22 desa tersebut merupakan daerah yang menjadi langganan kekeringan setiap musim kemarau.
Kepala BPBD Sragen Dwi Sigit Kartanto mengatakan, pihaknya terus berkomunikasi dengan wilayah yang berpotensi terjadi kekeringan. Sesuai data lama, 22 desa itu tersebar di delapan kecamatan. Yakni Kecamatan Kalijambe, Sumberlawang, Tanon, Miri, Sukodono, Tangen, Gesi dan Jenar.
Sebagai antisipasi, ia mengatakan pada Selasa (25/7/2017), dilansir Sindo, pihaknya menyiapkan delapan tandon air di lokasi kekeringan yang paling jauh. Selain untuk menampung air hujan, tandon juga untuk menampung ketika ada kiriman pasokan air bersih. Sebab, apabila langsung dari mobil tangki ke jeriken warga, banyak air yang tumpah sia-sia. Sehingga warga sendiri yang nantinya dirugikan.

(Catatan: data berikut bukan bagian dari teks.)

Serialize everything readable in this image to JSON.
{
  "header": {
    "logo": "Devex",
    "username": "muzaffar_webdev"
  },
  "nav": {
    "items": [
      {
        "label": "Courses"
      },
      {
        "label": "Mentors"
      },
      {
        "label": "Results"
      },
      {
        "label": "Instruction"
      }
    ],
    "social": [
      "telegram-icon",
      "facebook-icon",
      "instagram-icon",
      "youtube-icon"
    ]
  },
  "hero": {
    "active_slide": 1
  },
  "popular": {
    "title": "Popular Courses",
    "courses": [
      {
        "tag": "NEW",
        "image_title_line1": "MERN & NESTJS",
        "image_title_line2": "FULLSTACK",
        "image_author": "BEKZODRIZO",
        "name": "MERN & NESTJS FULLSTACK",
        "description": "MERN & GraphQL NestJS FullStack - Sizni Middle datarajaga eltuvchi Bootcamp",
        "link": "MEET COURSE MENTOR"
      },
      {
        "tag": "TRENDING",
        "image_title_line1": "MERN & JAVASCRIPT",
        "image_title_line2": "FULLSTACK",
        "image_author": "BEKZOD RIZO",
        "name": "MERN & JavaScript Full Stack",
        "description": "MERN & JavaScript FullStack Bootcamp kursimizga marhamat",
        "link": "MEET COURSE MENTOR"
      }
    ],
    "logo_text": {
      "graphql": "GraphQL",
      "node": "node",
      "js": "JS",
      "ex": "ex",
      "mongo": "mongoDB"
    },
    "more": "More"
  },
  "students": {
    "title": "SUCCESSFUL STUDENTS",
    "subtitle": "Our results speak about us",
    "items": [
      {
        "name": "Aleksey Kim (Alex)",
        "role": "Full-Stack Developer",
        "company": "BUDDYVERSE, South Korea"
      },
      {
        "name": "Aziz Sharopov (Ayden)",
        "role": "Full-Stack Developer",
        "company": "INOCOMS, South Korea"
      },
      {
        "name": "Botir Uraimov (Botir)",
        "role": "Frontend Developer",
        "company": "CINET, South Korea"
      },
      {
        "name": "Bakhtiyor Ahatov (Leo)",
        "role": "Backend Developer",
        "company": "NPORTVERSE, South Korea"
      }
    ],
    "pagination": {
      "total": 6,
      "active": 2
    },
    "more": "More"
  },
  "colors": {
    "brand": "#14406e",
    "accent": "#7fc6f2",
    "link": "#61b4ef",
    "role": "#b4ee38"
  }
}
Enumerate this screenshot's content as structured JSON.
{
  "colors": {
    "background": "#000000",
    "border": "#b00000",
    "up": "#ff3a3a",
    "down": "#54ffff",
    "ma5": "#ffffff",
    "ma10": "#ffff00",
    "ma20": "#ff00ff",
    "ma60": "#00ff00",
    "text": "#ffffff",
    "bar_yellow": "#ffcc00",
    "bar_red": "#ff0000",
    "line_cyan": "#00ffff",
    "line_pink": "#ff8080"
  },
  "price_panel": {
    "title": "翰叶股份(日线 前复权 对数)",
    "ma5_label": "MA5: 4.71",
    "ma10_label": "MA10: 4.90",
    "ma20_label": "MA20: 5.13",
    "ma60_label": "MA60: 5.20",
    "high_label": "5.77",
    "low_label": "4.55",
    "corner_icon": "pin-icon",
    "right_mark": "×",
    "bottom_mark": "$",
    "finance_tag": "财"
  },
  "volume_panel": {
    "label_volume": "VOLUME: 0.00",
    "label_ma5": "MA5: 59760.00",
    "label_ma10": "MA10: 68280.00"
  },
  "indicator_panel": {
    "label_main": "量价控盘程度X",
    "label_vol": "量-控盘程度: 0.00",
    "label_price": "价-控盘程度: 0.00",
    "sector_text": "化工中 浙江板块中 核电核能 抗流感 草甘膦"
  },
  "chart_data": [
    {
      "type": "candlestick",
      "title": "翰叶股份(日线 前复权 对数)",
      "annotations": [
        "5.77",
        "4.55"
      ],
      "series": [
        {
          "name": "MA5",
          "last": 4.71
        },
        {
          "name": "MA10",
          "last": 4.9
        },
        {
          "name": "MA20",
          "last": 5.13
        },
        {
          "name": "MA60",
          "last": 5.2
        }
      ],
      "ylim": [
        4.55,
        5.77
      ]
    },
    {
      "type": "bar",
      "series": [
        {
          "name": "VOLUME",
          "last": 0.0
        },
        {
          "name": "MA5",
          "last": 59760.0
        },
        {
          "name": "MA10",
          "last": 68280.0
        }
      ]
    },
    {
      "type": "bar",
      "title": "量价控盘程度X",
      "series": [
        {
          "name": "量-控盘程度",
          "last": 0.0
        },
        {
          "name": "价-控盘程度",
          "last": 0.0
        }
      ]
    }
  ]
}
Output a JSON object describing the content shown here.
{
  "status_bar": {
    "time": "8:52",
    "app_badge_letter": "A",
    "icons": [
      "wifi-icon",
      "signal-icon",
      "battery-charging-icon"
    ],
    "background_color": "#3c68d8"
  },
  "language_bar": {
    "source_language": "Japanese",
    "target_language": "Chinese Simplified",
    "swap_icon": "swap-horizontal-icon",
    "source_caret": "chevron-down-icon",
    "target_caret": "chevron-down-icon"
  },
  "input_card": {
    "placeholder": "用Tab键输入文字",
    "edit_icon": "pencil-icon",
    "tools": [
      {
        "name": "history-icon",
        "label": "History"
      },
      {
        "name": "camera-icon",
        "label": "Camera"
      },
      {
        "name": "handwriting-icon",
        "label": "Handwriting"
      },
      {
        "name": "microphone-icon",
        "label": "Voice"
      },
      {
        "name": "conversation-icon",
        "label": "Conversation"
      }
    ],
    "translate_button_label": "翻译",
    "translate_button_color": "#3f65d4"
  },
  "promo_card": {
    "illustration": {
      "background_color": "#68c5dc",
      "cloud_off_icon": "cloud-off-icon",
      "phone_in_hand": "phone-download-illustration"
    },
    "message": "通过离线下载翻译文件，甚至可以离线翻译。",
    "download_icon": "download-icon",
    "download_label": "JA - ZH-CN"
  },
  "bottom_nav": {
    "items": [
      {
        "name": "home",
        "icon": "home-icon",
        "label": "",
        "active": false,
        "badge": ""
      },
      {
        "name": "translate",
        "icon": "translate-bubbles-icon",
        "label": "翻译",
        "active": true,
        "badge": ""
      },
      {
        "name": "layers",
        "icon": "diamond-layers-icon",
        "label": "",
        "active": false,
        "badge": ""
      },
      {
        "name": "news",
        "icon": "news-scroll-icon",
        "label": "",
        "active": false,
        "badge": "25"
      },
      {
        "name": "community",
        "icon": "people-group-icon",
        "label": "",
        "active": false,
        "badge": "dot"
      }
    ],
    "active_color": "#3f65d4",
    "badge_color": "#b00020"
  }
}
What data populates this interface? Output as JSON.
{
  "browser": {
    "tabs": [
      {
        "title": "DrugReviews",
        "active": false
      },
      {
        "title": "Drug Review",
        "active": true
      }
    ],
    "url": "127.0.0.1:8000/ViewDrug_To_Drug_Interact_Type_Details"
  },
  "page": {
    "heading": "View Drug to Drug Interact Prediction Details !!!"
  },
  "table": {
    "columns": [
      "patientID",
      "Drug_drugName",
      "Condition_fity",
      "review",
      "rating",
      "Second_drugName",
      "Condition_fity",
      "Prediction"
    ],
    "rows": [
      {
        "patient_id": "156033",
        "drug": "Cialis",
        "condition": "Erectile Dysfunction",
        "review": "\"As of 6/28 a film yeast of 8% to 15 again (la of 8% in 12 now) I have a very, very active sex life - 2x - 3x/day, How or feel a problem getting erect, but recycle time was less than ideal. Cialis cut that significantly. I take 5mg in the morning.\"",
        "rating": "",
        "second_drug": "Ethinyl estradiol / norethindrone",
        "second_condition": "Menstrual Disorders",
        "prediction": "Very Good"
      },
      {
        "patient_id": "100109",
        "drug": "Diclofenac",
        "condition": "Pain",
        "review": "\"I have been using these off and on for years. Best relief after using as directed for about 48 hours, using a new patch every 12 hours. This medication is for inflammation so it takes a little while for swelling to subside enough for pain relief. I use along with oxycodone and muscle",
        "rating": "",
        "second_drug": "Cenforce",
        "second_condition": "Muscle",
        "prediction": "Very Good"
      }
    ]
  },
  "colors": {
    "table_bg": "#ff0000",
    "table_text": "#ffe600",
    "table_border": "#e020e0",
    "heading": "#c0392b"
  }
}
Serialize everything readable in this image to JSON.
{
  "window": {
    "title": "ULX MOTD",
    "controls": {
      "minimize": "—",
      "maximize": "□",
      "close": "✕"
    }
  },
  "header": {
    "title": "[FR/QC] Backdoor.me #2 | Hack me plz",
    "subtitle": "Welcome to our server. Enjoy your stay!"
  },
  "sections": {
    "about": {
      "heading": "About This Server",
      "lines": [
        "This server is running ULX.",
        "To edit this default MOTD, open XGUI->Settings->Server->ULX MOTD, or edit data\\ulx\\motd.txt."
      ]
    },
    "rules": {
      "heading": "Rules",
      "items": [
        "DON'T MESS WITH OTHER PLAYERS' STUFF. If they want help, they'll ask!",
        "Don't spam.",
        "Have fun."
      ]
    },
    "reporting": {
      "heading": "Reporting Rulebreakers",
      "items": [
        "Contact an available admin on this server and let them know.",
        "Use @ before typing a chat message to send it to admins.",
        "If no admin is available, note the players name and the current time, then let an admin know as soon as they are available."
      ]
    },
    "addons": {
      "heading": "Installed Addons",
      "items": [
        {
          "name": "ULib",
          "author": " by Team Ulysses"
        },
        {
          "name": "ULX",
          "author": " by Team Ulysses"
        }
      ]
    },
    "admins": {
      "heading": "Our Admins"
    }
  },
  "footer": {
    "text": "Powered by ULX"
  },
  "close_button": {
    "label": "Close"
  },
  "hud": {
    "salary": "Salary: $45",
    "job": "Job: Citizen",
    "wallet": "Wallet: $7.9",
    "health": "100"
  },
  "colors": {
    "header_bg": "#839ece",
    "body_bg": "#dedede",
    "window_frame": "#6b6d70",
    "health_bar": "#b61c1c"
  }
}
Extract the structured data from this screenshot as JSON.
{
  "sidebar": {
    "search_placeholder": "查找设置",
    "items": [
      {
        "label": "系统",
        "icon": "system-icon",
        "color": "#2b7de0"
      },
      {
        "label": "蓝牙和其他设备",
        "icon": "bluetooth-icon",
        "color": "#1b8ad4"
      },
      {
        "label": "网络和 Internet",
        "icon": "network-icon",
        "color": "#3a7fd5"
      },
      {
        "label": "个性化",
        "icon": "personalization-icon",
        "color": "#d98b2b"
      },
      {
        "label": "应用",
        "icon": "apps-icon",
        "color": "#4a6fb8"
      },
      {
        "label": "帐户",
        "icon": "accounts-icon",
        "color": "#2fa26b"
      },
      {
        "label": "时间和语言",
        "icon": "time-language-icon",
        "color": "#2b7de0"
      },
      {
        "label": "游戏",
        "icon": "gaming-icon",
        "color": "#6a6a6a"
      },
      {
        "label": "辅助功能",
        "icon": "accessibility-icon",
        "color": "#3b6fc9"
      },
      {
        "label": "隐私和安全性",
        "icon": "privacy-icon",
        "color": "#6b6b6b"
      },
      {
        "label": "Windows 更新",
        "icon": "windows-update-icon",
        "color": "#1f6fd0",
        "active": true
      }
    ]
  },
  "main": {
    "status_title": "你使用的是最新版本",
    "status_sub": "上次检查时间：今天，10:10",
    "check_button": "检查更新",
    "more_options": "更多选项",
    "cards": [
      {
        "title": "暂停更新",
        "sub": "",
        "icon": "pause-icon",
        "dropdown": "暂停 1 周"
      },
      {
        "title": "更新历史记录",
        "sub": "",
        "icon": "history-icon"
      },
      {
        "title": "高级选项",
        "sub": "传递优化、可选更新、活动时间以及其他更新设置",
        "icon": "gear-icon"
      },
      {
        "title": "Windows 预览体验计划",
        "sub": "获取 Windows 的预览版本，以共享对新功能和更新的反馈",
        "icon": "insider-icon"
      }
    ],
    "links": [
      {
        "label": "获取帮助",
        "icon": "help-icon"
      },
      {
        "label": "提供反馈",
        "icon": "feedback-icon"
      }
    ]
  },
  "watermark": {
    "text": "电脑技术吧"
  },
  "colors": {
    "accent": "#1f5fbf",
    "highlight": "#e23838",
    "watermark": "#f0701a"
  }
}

BPBD telah mengalokasikan dana Rp85 juta khusus untuk droping air bersih. Apabila terjadi kondisi darurat, pihaknya akan menggunakan dana tak tersangka setelah ditetapkan kejadian luar biasa. Pihaknya juga berharap dunia usaha ikut berperan aktif membantu mengirimkan pasokan air bersih.